Microsoft is working hard towards proving the 'intelligence' part in artificial intelligence, and has just revealed the latest version of its Turing Bletchley series of machine intelligence models, Turing Bletchley v3.
As explained in an official blog post, Turing Bletchley v3 is a multilingual vision-language foundation model, and will be integrated into many existing Microsoft products. If the name of this model sounds scary, don’t worry – let’s break it down.
The ‘multilingual' part is self-explanatory – the model helps Microsoft products function better in a range of languages, currently standing at more than ninety. The ‘vision-language' part means that the model has image processing and language capabilities simultaneously, which is why this kind of model is known as ‘multimodal’. Finally, the ‘foundation model’ part refers to the conceptual and technical structure of the actual model.
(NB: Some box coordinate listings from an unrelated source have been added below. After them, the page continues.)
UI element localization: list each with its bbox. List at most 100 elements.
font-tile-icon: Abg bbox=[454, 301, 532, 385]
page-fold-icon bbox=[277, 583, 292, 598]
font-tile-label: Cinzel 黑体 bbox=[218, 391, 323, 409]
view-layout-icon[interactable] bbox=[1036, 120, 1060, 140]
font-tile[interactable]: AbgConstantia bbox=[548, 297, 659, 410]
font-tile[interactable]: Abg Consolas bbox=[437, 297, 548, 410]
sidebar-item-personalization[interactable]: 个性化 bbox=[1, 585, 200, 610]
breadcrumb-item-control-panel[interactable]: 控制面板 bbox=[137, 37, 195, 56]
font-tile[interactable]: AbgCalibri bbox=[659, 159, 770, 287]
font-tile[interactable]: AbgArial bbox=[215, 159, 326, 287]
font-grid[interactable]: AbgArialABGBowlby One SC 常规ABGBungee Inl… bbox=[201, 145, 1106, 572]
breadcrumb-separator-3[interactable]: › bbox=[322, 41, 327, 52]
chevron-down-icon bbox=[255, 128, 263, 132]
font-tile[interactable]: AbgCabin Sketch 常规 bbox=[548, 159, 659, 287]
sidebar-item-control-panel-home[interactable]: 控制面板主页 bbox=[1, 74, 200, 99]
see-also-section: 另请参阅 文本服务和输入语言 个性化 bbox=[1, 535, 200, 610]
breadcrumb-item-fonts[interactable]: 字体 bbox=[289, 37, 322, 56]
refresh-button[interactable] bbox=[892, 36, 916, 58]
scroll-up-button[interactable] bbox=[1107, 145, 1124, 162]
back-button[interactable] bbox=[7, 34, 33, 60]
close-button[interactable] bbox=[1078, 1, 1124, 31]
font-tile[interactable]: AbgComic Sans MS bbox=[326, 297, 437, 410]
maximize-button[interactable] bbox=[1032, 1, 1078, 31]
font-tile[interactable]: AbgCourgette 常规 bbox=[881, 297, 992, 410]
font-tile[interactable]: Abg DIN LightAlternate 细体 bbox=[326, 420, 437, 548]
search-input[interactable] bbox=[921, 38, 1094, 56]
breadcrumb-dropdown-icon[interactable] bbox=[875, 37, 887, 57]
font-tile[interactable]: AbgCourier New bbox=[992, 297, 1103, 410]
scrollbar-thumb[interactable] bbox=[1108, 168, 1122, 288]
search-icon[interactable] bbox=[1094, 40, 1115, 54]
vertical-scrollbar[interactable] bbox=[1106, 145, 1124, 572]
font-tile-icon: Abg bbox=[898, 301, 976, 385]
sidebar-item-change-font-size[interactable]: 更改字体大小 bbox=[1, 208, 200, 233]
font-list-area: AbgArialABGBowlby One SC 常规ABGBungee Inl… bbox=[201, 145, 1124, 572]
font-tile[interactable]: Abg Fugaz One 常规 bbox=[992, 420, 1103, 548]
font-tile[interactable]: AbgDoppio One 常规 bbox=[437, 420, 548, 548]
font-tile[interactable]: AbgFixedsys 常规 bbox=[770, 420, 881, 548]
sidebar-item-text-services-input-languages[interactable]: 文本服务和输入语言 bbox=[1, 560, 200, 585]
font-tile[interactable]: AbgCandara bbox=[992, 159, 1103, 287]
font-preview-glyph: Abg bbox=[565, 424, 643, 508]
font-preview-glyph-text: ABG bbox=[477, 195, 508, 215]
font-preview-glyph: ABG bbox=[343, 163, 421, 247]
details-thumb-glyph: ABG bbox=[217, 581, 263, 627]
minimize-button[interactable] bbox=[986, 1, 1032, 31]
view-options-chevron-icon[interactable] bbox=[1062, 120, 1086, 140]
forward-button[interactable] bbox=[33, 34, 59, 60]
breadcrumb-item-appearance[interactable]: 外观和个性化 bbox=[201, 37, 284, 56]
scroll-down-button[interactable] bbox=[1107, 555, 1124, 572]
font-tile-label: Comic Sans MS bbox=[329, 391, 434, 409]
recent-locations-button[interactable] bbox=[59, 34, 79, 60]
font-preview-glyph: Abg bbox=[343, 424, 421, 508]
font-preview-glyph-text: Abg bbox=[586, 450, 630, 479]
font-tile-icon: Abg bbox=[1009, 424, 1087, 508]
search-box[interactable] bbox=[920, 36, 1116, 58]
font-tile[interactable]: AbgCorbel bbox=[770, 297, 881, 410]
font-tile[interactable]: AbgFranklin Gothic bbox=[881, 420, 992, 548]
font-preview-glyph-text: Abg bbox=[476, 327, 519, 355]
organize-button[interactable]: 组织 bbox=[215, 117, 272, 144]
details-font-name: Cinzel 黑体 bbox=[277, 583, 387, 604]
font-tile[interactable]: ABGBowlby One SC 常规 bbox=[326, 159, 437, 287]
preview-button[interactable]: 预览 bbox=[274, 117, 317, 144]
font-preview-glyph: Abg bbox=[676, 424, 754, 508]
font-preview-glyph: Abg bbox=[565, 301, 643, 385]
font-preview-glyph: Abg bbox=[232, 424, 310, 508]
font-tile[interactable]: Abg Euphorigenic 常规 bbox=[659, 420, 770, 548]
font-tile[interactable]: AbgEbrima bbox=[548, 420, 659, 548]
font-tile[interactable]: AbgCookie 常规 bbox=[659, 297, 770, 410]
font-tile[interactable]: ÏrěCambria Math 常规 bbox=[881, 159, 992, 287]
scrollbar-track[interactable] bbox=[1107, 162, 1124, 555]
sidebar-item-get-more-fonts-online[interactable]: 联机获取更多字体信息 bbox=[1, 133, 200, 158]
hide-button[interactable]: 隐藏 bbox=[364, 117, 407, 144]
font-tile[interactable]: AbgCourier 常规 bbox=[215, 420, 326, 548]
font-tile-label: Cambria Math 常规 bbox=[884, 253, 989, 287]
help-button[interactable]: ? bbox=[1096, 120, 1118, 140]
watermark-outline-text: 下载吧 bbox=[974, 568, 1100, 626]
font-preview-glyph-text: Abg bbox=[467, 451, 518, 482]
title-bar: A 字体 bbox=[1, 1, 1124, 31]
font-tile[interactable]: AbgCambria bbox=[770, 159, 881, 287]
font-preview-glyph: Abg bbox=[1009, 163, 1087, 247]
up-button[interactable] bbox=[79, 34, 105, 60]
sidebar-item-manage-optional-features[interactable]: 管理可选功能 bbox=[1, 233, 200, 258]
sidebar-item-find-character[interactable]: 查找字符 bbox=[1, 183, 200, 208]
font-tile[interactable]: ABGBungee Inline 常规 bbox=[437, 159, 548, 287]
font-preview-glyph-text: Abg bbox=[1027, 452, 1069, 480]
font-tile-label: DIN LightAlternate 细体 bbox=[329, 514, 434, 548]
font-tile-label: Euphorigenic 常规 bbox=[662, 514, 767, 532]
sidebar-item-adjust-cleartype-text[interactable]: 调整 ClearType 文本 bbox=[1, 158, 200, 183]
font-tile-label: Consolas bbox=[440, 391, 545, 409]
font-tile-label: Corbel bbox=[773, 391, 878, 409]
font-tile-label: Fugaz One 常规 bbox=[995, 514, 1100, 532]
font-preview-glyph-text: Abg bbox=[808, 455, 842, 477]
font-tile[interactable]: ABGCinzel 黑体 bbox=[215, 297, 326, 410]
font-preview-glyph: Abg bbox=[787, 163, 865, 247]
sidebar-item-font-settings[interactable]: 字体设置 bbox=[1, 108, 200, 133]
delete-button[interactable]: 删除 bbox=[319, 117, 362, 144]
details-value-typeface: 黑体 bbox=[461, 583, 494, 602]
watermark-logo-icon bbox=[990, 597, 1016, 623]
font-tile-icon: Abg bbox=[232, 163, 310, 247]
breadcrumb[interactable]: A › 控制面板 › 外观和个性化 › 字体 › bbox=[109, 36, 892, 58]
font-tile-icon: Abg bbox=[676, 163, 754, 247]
The first version of this multimodal model was launched in November 2021, and in 2022, Microsoft started testing the latest version – v3. Turing Bletchley v3 is pretty impressive because making a model that can “understand” one type of input (say, text or images) is already a big undertaking. This model combines both text and image processing to, in the case of Bing, improve search results.
Incorporating neural networks
The Turing Bletchley v3 model makes use of the concept of neural networks, which is a way of programming a machine that mimics a human brain. These neural networks allow it to make connections in the following manner, as described by Microsoft itself:
“Given an image and a caption describing the image, some words in the caption are masked. A neural network is then trained to predict the hidden words conditioned on both the image and the text. The task can also be flipped to mask out pixels instead of words.”
The model is trained over and over in this way, not unlike how we learn. The model is also continuously monitored and improved by Microsoft developers.
Where else the new model is being used
Bing Search isn’t the only product that’s been revamped with Turing Bletchley v3. It’s also being used for content moderation in Microsoft’s Xbox Live game service. The model helps the Xbox moderation team to identify inappropriate and harmful content uploaded by Xbox users to their profiles.
Content moderation is a massive job scale-wise and often mentally exhausting, so any assistance that helps moderators actually have to see less upsetting content is a big win in my eyes. I can see Turing Bletchley v3 being deployed in content moderation for Bing Search in a similar manner.
This sounds like a significant improvement for Bing Search. The AI-aided heat is on, especially between Microsoft and Google. Recently, Microsoft brought Bing AI to Google Chrome, and now it’s coming for image search. I don’t see how Google doesn’t see this as direct competition in the most direct manner. Google still enjoys the greatest popularity both in terms of browser and search volume, but nothing is set in stone. Your move, Google.